Brussels: An increase in rents and car-repair prices lifted euro zone inflation in August slightly higher than a first estimate, a small piece of good news for the European Central Bank but not one that radically changes the economic outlook.

Consumer inflation in the 18 countries sharing the euro rose 0.1 per cent month-on-month in August for a 0.4 per cent year-on-year increase, the EU’s statistics office Eurostat said on Wednesday, revising upwards its initial estimate, from August 29, of a 0.3 per cent annual gain.

That leaves the inflation rate unchanged from July.

“Every positive surprise is welcome in terms of market psychology and for the European Central Bank,” said Frederik Ducrozet, an economist at Credit Agricole.

“But it is far from the kind of shift you need to rule out QE,” he said, referring to quantitative easing, the programme of bond purchases the United States and Britain have used to lift their economies.
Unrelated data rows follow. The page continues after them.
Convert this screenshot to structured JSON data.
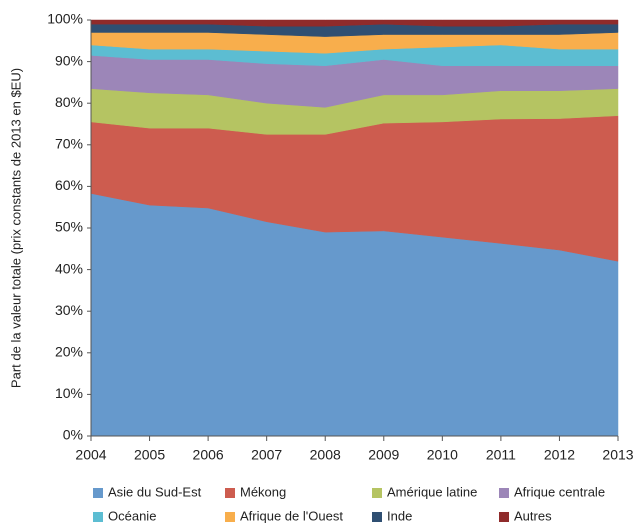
{
  "chart_data": {
    "type": "stacked_area",
    "y_label": "Part de la valeur totale (prix constants de 2013 en $EU)",
    "x": [
      2004,
      2005,
      2006,
      2007,
      2008,
      2009,
      2010,
      2011,
      2012,
      2013
    ],
    "xlim": [
      2004,
      2013
    ],
    "xticks": [
      2004,
      2005,
      2006,
      2007,
      2008,
      2009,
      2010,
      2011,
      2012,
      2013
    ],
    "ylim": [
      0,
      100
    ],
    "yticks": [
      {
        "value": 0,
        "label": "0%"
      },
      {
        "value": 10,
        "label": "10%"
      },
      {
        "value": 20,
        "label": "20%"
      },
      {
        "value": 30,
        "label": "30%"
      },
      {
        "value": 40,
        "label": "40%"
      },
      {
        "value": 50,
        "label": "50%"
      },
      {
        "value": 60,
        "label": "60%"
      },
      {
        "value": 70,
        "label": "70%"
      },
      {
        "value": 80,
        "label": "80%"
      },
      {
        "value": 90,
        "label": "90%"
      },
      {
        "value": 100,
        "label": "100%"
      }
    ],
    "series": [
      {
        "name": "Asie du Sud-Est",
        "color": "#6699cc",
        "values": [
          58.3,
          55.5,
          54.8,
          51.5,
          49,
          49.3,
          47.8,
          46.3,
          44.7,
          42
        ]
      },
      {
        "name": "Mékong",
        "color": "#cd5c4f",
        "values": [
          17.2,
          18.5,
          19.2,
          21,
          23.5,
          25.9,
          27.7,
          29.9,
          31.6,
          35
        ]
      },
      {
        "name": "Amérique latine",
        "color": "#b5c462",
        "values": [
          8,
          8.5,
          8,
          7.5,
          6.5,
          6.8,
          6.5,
          6.8,
          6.7,
          6.5
        ]
      },
      {
        "name": "Afrique centrale",
        "color": "#9c86b8",
        "values": [
          8,
          8,
          8.5,
          9.5,
          10,
          8.5,
          7,
          6,
          6,
          5.5
        ]
      },
      {
        "name": "Océanie",
        "color": "#5cbdd2",
        "values": [
          2.5,
          2.5,
          2.5,
          3,
          3,
          2.5,
          4.5,
          5,
          4,
          4
        ]
      },
      {
        "name": "Afrique de l'Ouest",
        "color": "#f8ae4c",
        "values": [
          3,
          4,
          4,
          4,
          4,
          3.5,
          3,
          2.5,
          3.5,
          4
        ]
      },
      {
        "name": "Inde",
        "color": "#2f4f72",
        "values": [
          2,
          2,
          2,
          2,
          2.5,
          2.5,
          2,
          2,
          2.5,
          2
        ]
      },
      {
        "name": "Autres",
        "color": "#8f2b2b",
        "values": [
          1,
          1,
          1,
          1.5,
          1.5,
          1,
          1.5,
          1.5,
          1,
          1
        ]
      }
    ]
  }
}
Eurostat said that rising rents, higher prices in cafés and restaurants and more expensive car repairs did the most to raise year-on-year inflation. Cheaper fuel, fruit and phone calls pulled it down the most.
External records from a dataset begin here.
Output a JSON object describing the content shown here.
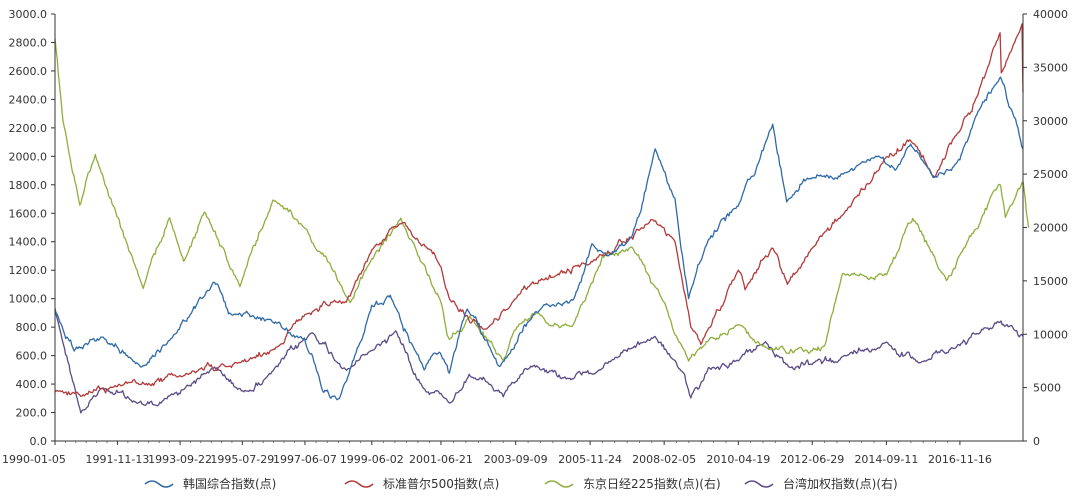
{
  "chart_data": {
    "type": "line",
    "title": "",
    "xlabel": "",
    "ylabel": "",
    "y2label": "",
    "xlim": [
      "1990-01-05",
      "2018-10-01"
    ],
    "ylim": [
      0,
      3000
    ],
    "y2lim": [
      0,
      40000
    ],
    "y_ticks": [
      "0.0",
      "200.0",
      "400.0",
      "600.0",
      "800.0",
      "1000.0",
      "1200.0",
      "1400.0",
      "1600.0",
      "1800.0",
      "2000.0",
      "2200.0",
      "2400.0",
      "2600.0",
      "2800.0",
      "3000.0"
    ],
    "y2_ticks": [
      "0",
      "5000",
      "10000",
      "15000",
      "20000",
      "25000",
      "30000",
      "35000",
      "40000"
    ],
    "x_ticks": [
      "1990-01-05",
      "1991-11-13",
      "1993-09-22",
      "1995-07-29",
      "1997-06-07",
      "1999-06-02",
      "2001-06-21",
      "2003-09-09",
      "2005-11-24",
      "2008-02-05",
      "2010-04-19",
      "2012-06-29",
      "2014-09-11",
      "2016-11-16"
    ],
    "grid": false,
    "legend_position": "bottom",
    "colors": {
      "korea": "#2e6aa8",
      "sp500": "#b33a3a",
      "nikkei": "#8fae3c",
      "taiwan": "#5a4b86"
    },
    "series": [
      {
        "name": "韩国综合指数(点)",
        "key": "korea",
        "axis": "left",
        "x": [
          "1990-01-05",
          "1990-08-01",
          "1991-06-01",
          "1992-08-01",
          "1993-06-01",
          "1994-10-01",
          "1995-03-01",
          "1996-06-01",
          "1997-06-01",
          "1997-12-15",
          "1998-06-15",
          "1999-06-01",
          "1999-12-20",
          "2000-12-20",
          "2001-06-01",
          "2001-09-20",
          "2002-04-01",
          "2003-03-15",
          "2004-04-01",
          "2005-06-01",
          "2005-12-15",
          "2006-06-15",
          "2007-03-01",
          "2007-10-31",
          "2008-06-01",
          "2008-10-27",
          "2009-06-01",
          "2010-04-19",
          "2011-04-27",
          "2011-09-26",
          "2012-06-29",
          "2013-06-01",
          "2014-06-01",
          "2014-12-15",
          "2015-06-01",
          "2016-02-12",
          "2016-11-16",
          "2017-06-01",
          "2018-01-29",
          "2018-06-01",
          "2018-10-01"
        ],
        "values": [
          920,
          640,
          730,
          520,
          700,
          1120,
          900,
          850,
          720,
          350,
          290,
          950,
          1020,
          500,
          620,
          470,
          930,
          520,
          900,
          1000,
          1380,
          1300,
          1450,
          2050,
          1700,
          1000,
          1420,
          1650,
          2220,
          1680,
          1850,
          1880,
          2000,
          1900,
          2080,
          1850,
          1980,
          2320,
          2560,
          2320,
          2050
        ]
      },
      {
        "name": "标准普尔500指数(点)",
        "key": "sp500",
        "axis": "left",
        "x": [
          "1990-01-05",
          "1990-10-11",
          "1991-11-13",
          "1993-09-22",
          "1995-07-29",
          "1996-07-15",
          "1997-06-07",
          "1998-08-31",
          "1999-06-02",
          "2000-03-24",
          "2000-10-01",
          "2001-06-21",
          "2001-09-21",
          "2002-10-09",
          "2003-09-09",
          "2004-06-01",
          "2005-11-24",
          "2007-10-09",
          "2008-06-01",
          "2008-11-20",
          "2009-03-09",
          "2010-04-19",
          "2010-07-01",
          "2011-04-29",
          "2011-10-03",
          "2012-06-29",
          "2013-06-01",
          "2014-09-11",
          "2015-05-21",
          "2016-02-11",
          "2016-11-16",
          "2017-06-01",
          "2018-01-26",
          "2018-02-08",
          "2018-09-20",
          "2018-10-01"
        ],
        "values": [
          350,
          320,
          390,
          460,
          560,
          650,
          890,
          980,
          1340,
          1520,
          1420,
          1220,
          1000,
          780,
          1000,
          1130,
          1250,
          1560,
          1400,
          800,
          680,
          1200,
          1060,
          1360,
          1100,
          1360,
          1600,
          1990,
          2120,
          1850,
          2180,
          2440,
          2870,
          2580,
          2930,
          2450
        ]
      },
      {
        "name": "东京日经225指数(点)(右)",
        "key": "nikkei",
        "axis": "right",
        "x": [
          "1990-01-05",
          "1990-04-01",
          "1990-10-01",
          "1991-03-18",
          "1992-08-18",
          "1993-06-01",
          "1993-11-01",
          "1994-06-13",
          "1995-07-03",
          "1996-06-26",
          "1997-06-07",
          "1998-10-09",
          "1999-06-02",
          "2000-04-12",
          "2001-06-21",
          "2001-09-20",
          "2002-05-01",
          "2003-04-28",
          "2003-09-09",
          "2004-04-26",
          "2005-05-17",
          "2005-11-24",
          "2006-04-07",
          "2007-02-26",
          "2008-02-05",
          "2008-10-27",
          "2009-06-01",
          "2010-04-19",
          "2011-03-15",
          "2012-06-04",
          "2012-11-14",
          "2013-05-22",
          "2014-09-11",
          "2015-06-24",
          "2016-06-24",
          "2016-11-16",
          "2017-06-01",
          "2018-01-23",
          "2018-03-23",
          "2018-10-02",
          "2018-12-01"
        ],
        "values": [
          37800,
          30000,
          22000,
          26800,
          14300,
          21000,
          16800,
          21500,
          14500,
          22600,
          20000,
          13000,
          17000,
          20800,
          13000,
          9500,
          11700,
          7600,
          10500,
          12000,
          10800,
          14500,
          17300,
          18200,
          13000,
          7500,
          9500,
          11000,
          8600,
          8300,
          9000,
          15600,
          15600,
          20800,
          15000,
          17500,
          20000,
          24100,
          21000,
          24300,
          20000
        ]
      },
      {
        "name": "台湾加权指数(点)(右)",
        "key": "taiwan",
        "axis": "right",
        "x": [
          "1990-01-05",
          "1990-10-12",
          "1991-06-01",
          "1992-06-01",
          "1993-01-07",
          "1994-10-01",
          "1995-08-01",
          "1996-06-01",
          "1997-08-26",
          "1998-09-01",
          "1999-06-02",
          "2000-02-17",
          "2000-12-27",
          "2001-06-21",
          "2001-09-26",
          "2002-04-22",
          "2003-04-28",
          "2003-09-09",
          "2004-03-04",
          "2005-05-01",
          "2005-11-24",
          "2006-05-08",
          "2007-10-29",
          "2008-06-01",
          "2008-11-20",
          "2009-06-01",
          "2010-04-19",
          "2011-02-08",
          "2011-12-19",
          "2012-06-29",
          "2013-06-01",
          "2014-09-11",
          "2015-08-24",
          "2016-11-16",
          "2017-06-01",
          "2018-01-23",
          "2018-06-01",
          "2018-10-01"
        ],
        "values": [
          12400,
          2700,
          5000,
          3600,
          3300,
          6900,
          4600,
          6300,
          10200,
          6600,
          8500,
          10300,
          4800,
          4500,
          3600,
          6300,
          4200,
          5600,
          7000,
          5800,
          6300,
          7300,
          9800,
          7500,
          4100,
          6800,
          7600,
          9200,
          6700,
          7200,
          7900,
          9300,
          7400,
          9000,
          10000,
          11200,
          10800,
          9800
        ]
      }
    ]
  }
}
In its initial estimate, Eurostat had said that prices of services grew 1.2 per cent year-on-year in August. In the revised data, it changed that value to 1.3 per cent.
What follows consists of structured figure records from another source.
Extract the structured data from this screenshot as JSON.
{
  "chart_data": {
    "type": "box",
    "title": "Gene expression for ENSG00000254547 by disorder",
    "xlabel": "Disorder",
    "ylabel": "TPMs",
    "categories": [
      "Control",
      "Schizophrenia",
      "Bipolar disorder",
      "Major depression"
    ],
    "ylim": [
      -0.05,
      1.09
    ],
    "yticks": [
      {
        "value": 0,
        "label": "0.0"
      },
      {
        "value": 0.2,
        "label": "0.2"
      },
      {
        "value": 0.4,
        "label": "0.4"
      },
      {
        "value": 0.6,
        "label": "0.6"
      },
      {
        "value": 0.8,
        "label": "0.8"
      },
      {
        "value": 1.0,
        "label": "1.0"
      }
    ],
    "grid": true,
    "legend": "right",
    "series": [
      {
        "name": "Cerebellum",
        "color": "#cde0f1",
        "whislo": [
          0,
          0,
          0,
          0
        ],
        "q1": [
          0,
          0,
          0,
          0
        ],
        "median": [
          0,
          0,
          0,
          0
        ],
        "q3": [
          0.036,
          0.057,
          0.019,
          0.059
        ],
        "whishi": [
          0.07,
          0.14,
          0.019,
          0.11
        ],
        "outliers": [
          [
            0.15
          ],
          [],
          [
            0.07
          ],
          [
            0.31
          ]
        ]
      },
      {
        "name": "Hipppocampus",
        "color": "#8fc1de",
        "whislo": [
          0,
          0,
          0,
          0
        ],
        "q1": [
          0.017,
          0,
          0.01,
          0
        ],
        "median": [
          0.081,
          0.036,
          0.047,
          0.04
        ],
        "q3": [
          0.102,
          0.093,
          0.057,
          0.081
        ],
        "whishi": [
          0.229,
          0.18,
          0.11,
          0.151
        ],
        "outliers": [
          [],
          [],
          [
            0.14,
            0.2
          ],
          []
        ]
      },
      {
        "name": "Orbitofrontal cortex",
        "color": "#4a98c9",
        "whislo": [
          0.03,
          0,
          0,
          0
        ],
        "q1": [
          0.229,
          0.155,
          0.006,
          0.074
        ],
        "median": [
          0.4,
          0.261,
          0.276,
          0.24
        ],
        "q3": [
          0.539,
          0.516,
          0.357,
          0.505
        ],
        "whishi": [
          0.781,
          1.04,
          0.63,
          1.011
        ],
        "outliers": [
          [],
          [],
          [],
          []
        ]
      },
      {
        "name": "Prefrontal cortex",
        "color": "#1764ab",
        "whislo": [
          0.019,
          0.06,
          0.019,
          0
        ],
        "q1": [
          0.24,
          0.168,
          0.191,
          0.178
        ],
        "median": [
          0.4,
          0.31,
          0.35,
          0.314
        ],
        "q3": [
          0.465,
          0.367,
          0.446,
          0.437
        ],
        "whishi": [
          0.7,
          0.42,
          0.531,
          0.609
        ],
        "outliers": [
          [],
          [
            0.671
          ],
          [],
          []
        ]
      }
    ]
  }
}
Inflation has fallen steadily since the end of 2011, reflecting a weak euro zone economy and near-record unemployment, after a debt crisis nearly ripped the bloc apart. Economic growth came to a standstill in the second quarter and Italy has slipped back into its third recession since 2008.

The ECB targets an inflation rate at below, but close to, 2 per cent over the medium term, a level not seen since the first quarter of 2013. It also considers anything below 1 per cent over time to be in a “danger zone”.

With August’s number, inflation has now been in that zone for 11 straight months. BNP Paribas expects the annual inflation rate to slip to 0.2 per cent in September because of lower oil prices, then rebound around the end of the year.

To push up inflation, the ECB has cut interest rates to almost zero and will start buying asset-backed securities next month, flooding the banking system with cheap cash that it hopes banks will lend on to companies and individuals.

Investors are watching to see if the ECB will go further and start a US-style bond-buying programme — purchasing sovereign debt on a monthly basis to stimulate the economy.

The ECB is most closely watching core inflation, stripping out volatile energy and food prices. Core inflation was 0.9 per cent year-on-year last month, up from 0.8 per cent in July and a low of 0.7 per cent in May, Eurostat data showed.